In one possible implementation manner, the generating recommendation information for the target user according to the information of the at least one node includes: sequencing at least one node according to the weight corresponding to the at least one node; and generating recommendation information according to the information of the at least one node and the ordering of the at least one node.
Therefore, in the embodiment of the application, the recommendation sequence can be arranged based on the weight, so that more effective information is recommended for the user, and the user experience is improved.
In a possible implementation manner, the acquiring the input text of the target user may include: acquiring user input data, wherein the input data comprises at least one of image, text or voice data; input text is extracted from the input data.
Therefore, in the embodiment of the application, the method and the device can be suitable for various input scenes, have strong generalization capability and improve user experience.
In one possible embodiment, the foregoing method may further include: obtaining structured data of a target user, wherein the structured data is data in a preset format; extracting information of at least one event from the structured data according to a preset rule; updating the personal knowledge graph according to the information of at least one event to obtain an updated personal knowledge graph.
Therefore, in the embodiment of the application, besides extracting information from the input text by means of a neural network and syntactic analysis, the information can be extracted from the structured data of the target user and the personal knowledge graph can be updated, so that the personal knowledge graph can be updated in more ways, and more information can be included in the personal knowledge graph.
In a second aspect, the application also provides a graphical user interface GUI, characterised in that the graphical user interface is stored in an electronic device comprising a display screen, a memory, one or more processors for executing one or more computer programs stored in the memory, the graphical user interface comprising:
Generating a personal knowledge graph in response to input operation of a target user, displaying the personal knowledge graph, wherein the input text of the target user comprises at least one word, the at least one word forms at least one event, the personal knowledge graph comprises a plurality of nodes, the nodes comprise type nodes and element nodes, the type nodes are used for representing types of the at least one event, the element nodes are used for representing elements of the at least one event, the type nodes and the element nodes in the same event are associated, and the personal knowledge graph is used for recommending the target user.
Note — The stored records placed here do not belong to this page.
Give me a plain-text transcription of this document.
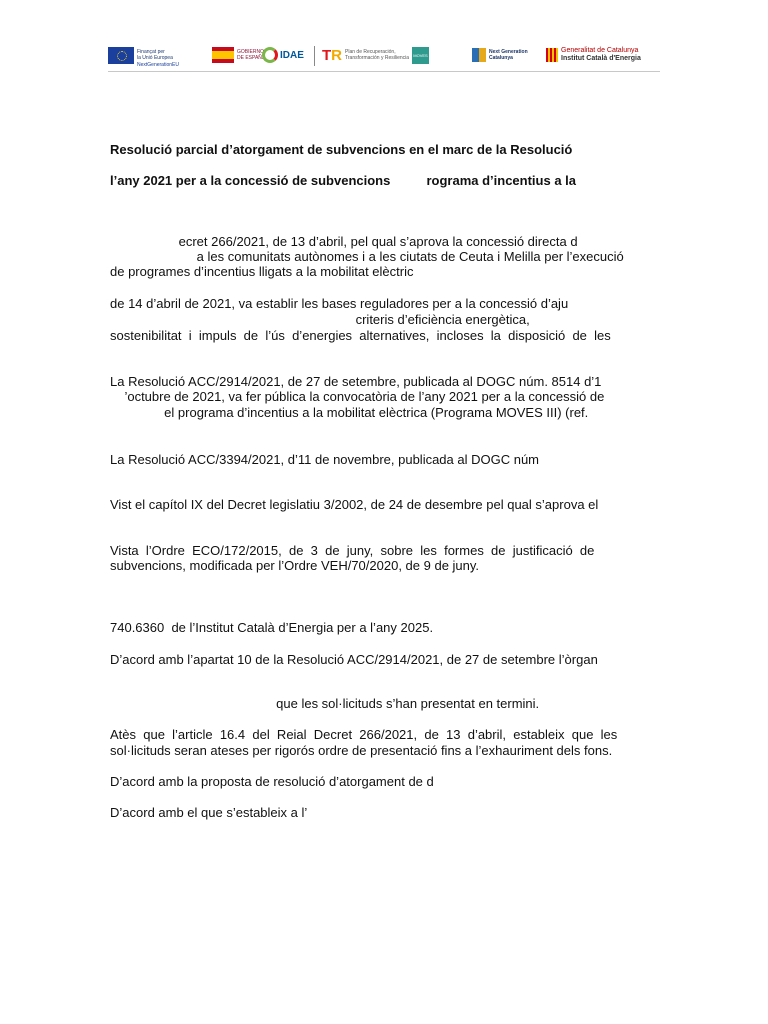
Finançat per
la Unió Europea
NextGenerationEU
GOBIERNO
DE ESPAÑA IDAE TR Plan de Recuperación,
Transformación y Resiliencia	MOVES	Next Generation
Catalunya
Generalitat de Catalunya
Institut Català d'Energia
Resolució parcial d’atorgament de subvencions en el marc de la Resolució
l’any 2021 per a la concessió de subvencions          rograma d’incentius a la
ecret 266/2021, de 13 d’abril, pel qual s’aprova la concessió directa d
a les comunitats autònomes i a les ciutats de Ceuta i Melilla per l’execució
de programes d’incentius lligats a la mobilitat elèctric
de 14 d’abril de 2021, va establir les bases reguladores per a la concessió d’aju
criteris d’eficiència energètica,
sostenibilitat  i  impuls  de  l’ús  d’energies  alternatives,  incloses  la  disposició  de  les
La Resolució ACC/2914/2021, de 27 de setembre, publicada al DOGC núm. 8514 d’1
’octubre de 2021, va fer pública la convocatòria de l’any 2021 per a la concessió de
el programa d’incentius a la mobilitat elèctrica (Programa MOVES III) (ref.
La Resolució ACC/3394/2021, d’11 de novembre, publicada al DOGC núm
Vist el capítol IX del Decret legislatiu 3/2002, de 24 de desembre pel qual s’aprova el
Vista  l’Ordre  ECO/172/2015,  de  3  de  juny,  sobre  les  formes  de  justificació  de
subvencions, modificada per l’Ordre VEH/70/2020, de 9 de juny.
740.6360  de l’Institut Català d’Energia per a l’any 2025.
D’acord amb l’apartat 10 de la Resolució ACC/2914/2021, de 27 de setembre l’òrgan
que les sol·licituds s’han presentat en termini.
Atès  que  l’article  16.4  del  Reial  Decret  266/2021,  de  13  d’abril,  estableix  que  les
sol·licituds seran ateses per rigorós ordre de presentació fins a l’exhauriment dels fons.
D’acord amb la proposta de resolució d’atorgament de d
D’acord amb el que s’estableix a l’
In one possible embodiment, the GUI may further include: and displaying a permission request, wherein the permission request is used for indicating whether the personal knowledge graph is acquired by using the input text of the target user. For example, input information of a user can be collected through an Application (APP) installed in the intelligent terminal of the user, and whether to allow collection of input data in each APP can be displayed in a display interface as a knowledge source of a personal knowledge graph, so that data privacy security of the user is improved.
In one possible embodiment, the GUI may further include: in response to acquiring association information associated with the nodes in the personal knowledge graph from a first knowledge graph, and using the association information to expand the personal knowledge graph to obtain an expanded personal knowledge graph, displaying the expanded personal knowledge graph, wherein the first knowledge graph comprises a plurality of nodes, the plurality of nodes comprise information of at least one entity, and the nodes in the first personal knowledge graph can represent one entity or can represent elements or types of events.
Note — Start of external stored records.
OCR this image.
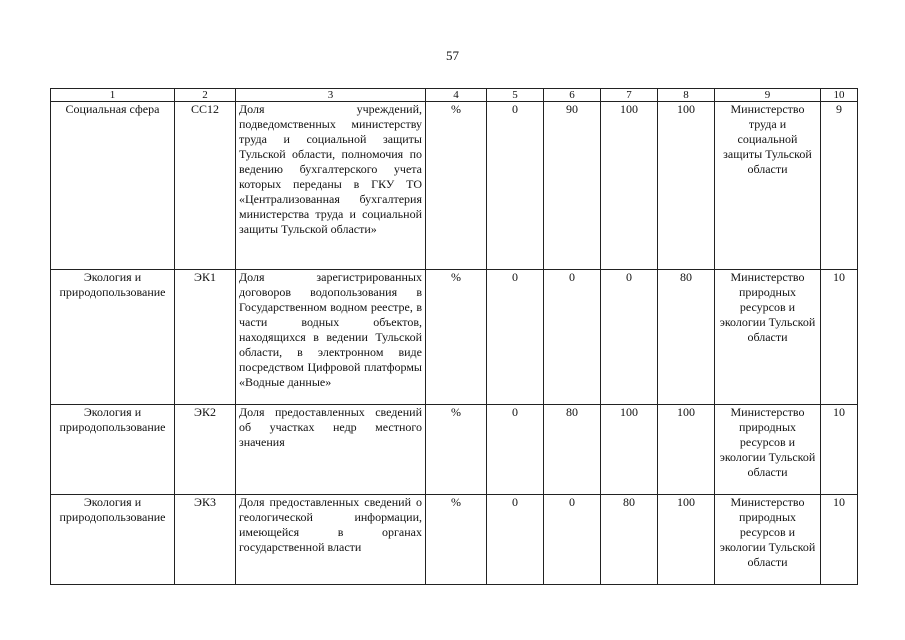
57
1	2	3	4	5	6	7	8	9	10
Социальная сфера	СС12	Доля учреждений, подведомственных министерству труда и социальной защиты Тульской области, полномочия по ведению бухгалтерского учета которых переданы в ГКУ ТО «Централизованная бухгалтерия министерства труда и социальной защиты Тульской области»	%	0	90	100	100	Министерство труда и социальной защиты Тульской области	9
Экология и природопользование	ЭК1	Доля зарегистрированных договоров водопользования в Государственном водном реестре, в части водных объектов, находящихся в ведении Тульской области, в электронном виде посредством Цифровой платформы «Водные данные»	%	0	0	0	80	Министерство природных ресурсов и экологии Тульской области	10
Экология и природопользование	ЭК2	Доля предоставленных сведений об участках недр местного значения	%	0	80	100	100	Министерство природных ресурсов и экологии Тульской области	10
Экология и природопользование	ЭК3	Доля предоставленных сведений о геологической информации, имеющейся в органах государственной власти	%	0	0	80	100	Министерство природных ресурсов и экологии Тульской области	10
In one possible embodiment, the GUI may further include: and displaying the first knowledge graph.
In one possible embodiment, the GUI may further include: and generating recommendation information for the target user in response to the information of at least one node acquired from the personal knowledge graph, and displaying the recommendation information, wherein the recommendation information is used for recommending the target user.
In one possible embodiment, each node in the personal knowledge graph includes a corresponding weight, the at least one node is ordered according to the corresponding weight, and the GUI may further include: the recommendation information is displayed in response to generating the recommendation information according to the information of the at least one node and the ordering of the at least one node.
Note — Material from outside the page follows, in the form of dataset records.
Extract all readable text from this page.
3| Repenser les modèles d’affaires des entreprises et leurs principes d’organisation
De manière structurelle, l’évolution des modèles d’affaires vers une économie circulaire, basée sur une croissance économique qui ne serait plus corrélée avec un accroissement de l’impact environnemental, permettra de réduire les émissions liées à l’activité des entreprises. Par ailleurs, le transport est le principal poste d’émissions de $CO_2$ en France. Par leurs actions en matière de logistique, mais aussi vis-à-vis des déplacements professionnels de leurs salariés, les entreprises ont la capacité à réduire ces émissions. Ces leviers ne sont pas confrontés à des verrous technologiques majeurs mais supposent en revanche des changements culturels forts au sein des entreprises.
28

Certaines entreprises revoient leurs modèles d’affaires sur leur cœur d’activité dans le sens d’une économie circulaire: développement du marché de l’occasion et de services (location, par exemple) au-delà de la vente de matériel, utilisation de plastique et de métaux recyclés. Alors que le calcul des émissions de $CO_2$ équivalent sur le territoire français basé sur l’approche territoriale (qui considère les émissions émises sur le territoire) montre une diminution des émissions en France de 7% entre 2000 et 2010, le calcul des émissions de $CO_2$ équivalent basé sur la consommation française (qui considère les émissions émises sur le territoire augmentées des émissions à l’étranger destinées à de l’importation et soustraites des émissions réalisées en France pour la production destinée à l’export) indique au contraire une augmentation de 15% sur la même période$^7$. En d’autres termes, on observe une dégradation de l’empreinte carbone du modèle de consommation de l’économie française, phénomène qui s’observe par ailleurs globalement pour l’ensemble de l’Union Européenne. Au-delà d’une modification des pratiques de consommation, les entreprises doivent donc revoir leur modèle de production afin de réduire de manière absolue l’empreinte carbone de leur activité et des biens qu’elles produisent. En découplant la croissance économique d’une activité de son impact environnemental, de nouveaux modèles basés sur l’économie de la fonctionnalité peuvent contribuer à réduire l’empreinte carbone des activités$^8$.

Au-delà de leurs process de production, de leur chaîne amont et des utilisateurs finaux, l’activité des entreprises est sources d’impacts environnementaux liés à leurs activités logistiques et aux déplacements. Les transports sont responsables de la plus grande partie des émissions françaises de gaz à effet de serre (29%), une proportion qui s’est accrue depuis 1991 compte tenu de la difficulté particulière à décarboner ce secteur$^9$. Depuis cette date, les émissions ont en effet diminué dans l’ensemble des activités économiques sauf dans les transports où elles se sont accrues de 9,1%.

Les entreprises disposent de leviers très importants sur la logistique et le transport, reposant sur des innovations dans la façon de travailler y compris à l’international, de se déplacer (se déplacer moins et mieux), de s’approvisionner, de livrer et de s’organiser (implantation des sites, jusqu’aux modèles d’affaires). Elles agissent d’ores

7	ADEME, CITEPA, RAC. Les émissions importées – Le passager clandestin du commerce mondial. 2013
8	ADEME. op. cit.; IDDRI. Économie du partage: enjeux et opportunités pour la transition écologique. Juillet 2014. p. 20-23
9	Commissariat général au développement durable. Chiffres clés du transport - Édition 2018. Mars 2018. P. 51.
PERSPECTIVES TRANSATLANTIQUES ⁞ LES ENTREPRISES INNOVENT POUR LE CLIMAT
In one possible embodiment, the GUI may further include: and responding to the input operation of the target user on the first input interface, displaying input text, wherein the input text is extracted from input data of the target user, and the input data comprises at least one data of images, texts or voices.
In one possible embodiment, the GUI may further include: responding to the input operation of the user for the second input interface, updating the personal knowledge graph according to the obtained structured data, and displaying the updated personal knowledge graph, wherein the structured data is in a preset format.
In a third aspect, the present application provides an information acquisition apparatus comprising:
the input module is used for acquiring an input text of a target user, wherein the input text comprises at least one word, and the at least one word forms at least one event;
The text processing module is used for acquiring an output sequence based on the input text, wherein the output sequence comprises at least one event type and element;
The personal knowledge graph comprises a plurality of nodes, the plurality of nodes comprise type nodes and element nodes, the type nodes are used for representing types of at least one event, the element nodes are used for representing elements of at least one event, the type nodes in the same event are associated with the element nodes, and the personal knowledge graph is used for recommending target users.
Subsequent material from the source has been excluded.